The Natioanl Green Tribunal (NGT) has dismissed as "infructuous" a latest plea filed against SIAM's call to defer BSIV emission norms so as to sell the unsold BSIII stock, PTI reported. The NGT dismissed the petition saying that there was nothing left to do in the matter as the Supreme Court has already placed a ban on sale and registration of BSIII vehicles. "The counsel appearing for the applicant submits that in view of the order passed by the Supreme Court of India, this application has become infructuous," the bench, headed by NGT Chairperson Swatanter Kumar, said.

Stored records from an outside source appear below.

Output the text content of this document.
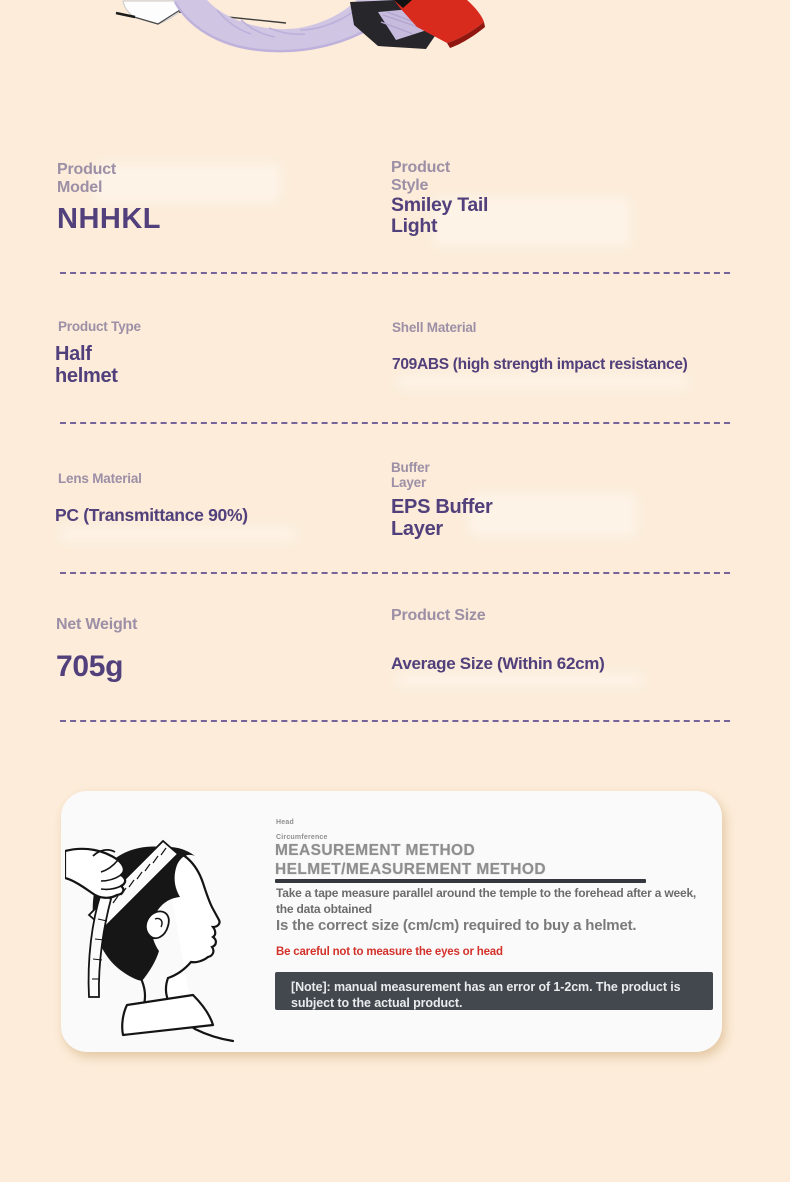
Product Model
NHHKL
Product Style
Smiley Tail Light
Product Type
Half helmet
Shell Material
709ABS (high strength impact resistance)
Lens Material
PC (Transmittance 90%)
Buffer Layer
EPS Buffer Layer
Net Weight
705g
Product Size
Average Size (Within 62cm)
Head
Circumference
MEASUREMENT METHOD
HELMET/MEASUREMENT METHOD
Take a tape measure parallel around the temple to the forehead after a week, the data obtained
Is the correct size (cm/cm) required to buy a helmet.
Be careful not to measure the eyes or head
[Note]: manual measurement has an error of 1-2cm. The product is subject to the actual product.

The plea was filed by Dr R K Sharma, who said that he was aggrieved by the conduct of SIAM for its call to defer the new emission norms. According to a PTI report, Dr Sharma had asked in his plea that the NGT should direct that all types of vehicles, even those manufactured this year, should not be permitted to be sold and registered after April 1, 2017 unless they comply with the BSIV standards.
"Some vehicle manufacturers are lobbying for a relaxation in the deadline for BSIV norms for flooding the market with their old BS-III vehicles on the ground of alleged unsold inventory. Thus, the vehicle manufacturers seek to sell and register non-BSIV vehicles even after April 1, 2017," the plea had said.
The government had in August 2015 said the sale of four-wheelers not meeting Bharat Stage IV emission norms will be barred in India from April 2017 with a view to bring the entire country under the ambit of tighter pollution control standards.
However, last month as the deadline closed in on the auto manufacturers, some asked for the last date to be pushed back. The reason cited was that many commercial vehicle (CV) and two-wheeler manufacturers had understood 1st April as the deadline for manufacturing of BSIII vehicles. The Supreme Court, however, stated that it had been clearly instructed that 31st March would be the last day for sale and registration of BSIII, hence their production should have been seized long back.
The auto industry too stood in splits as there was also a set of companies, including Toyota and Bajaj, which had long stopped manufacturing of BSIII vehicles, and hence supported a ban on them starting April. On the other hand, CV manufactures and two-wheeler makers like TVS, Hero advocated for extension on BSIII sales, so as to settle the outdated stock.
Before the ban was put in place, the auto industry stared at a loss worth Rs 12,000 crore. As the confusion over the deadline was cleared, brands got into a spree of offering heavy discounts on their BSIII vehicles. Owing to the discounts, consumers had lined up outside two-wheeler showrooms to get their hands on discounted scooters and motorcycles. There were rumours that showrooms had to be shut since the BSIII stock had finished with them.
These manufacturers have already incurred a loss owing to the heavy discounts that were offered to clear out BS III stock and further costs will have to be born by companies in order to dispose the unsold stock, which can not be exported as the rest of the world has already moved on to tougher emission norms.
This ban would cost commercial vehicle and two-wheeler makers nearly Rs 3,000 crore, according to market research firm Crisil. The commercial vehicle manufacturers would stand to lose Rs 2500 crore, while two-wheeler manufacturers too would lose about Rs 460-480 crore.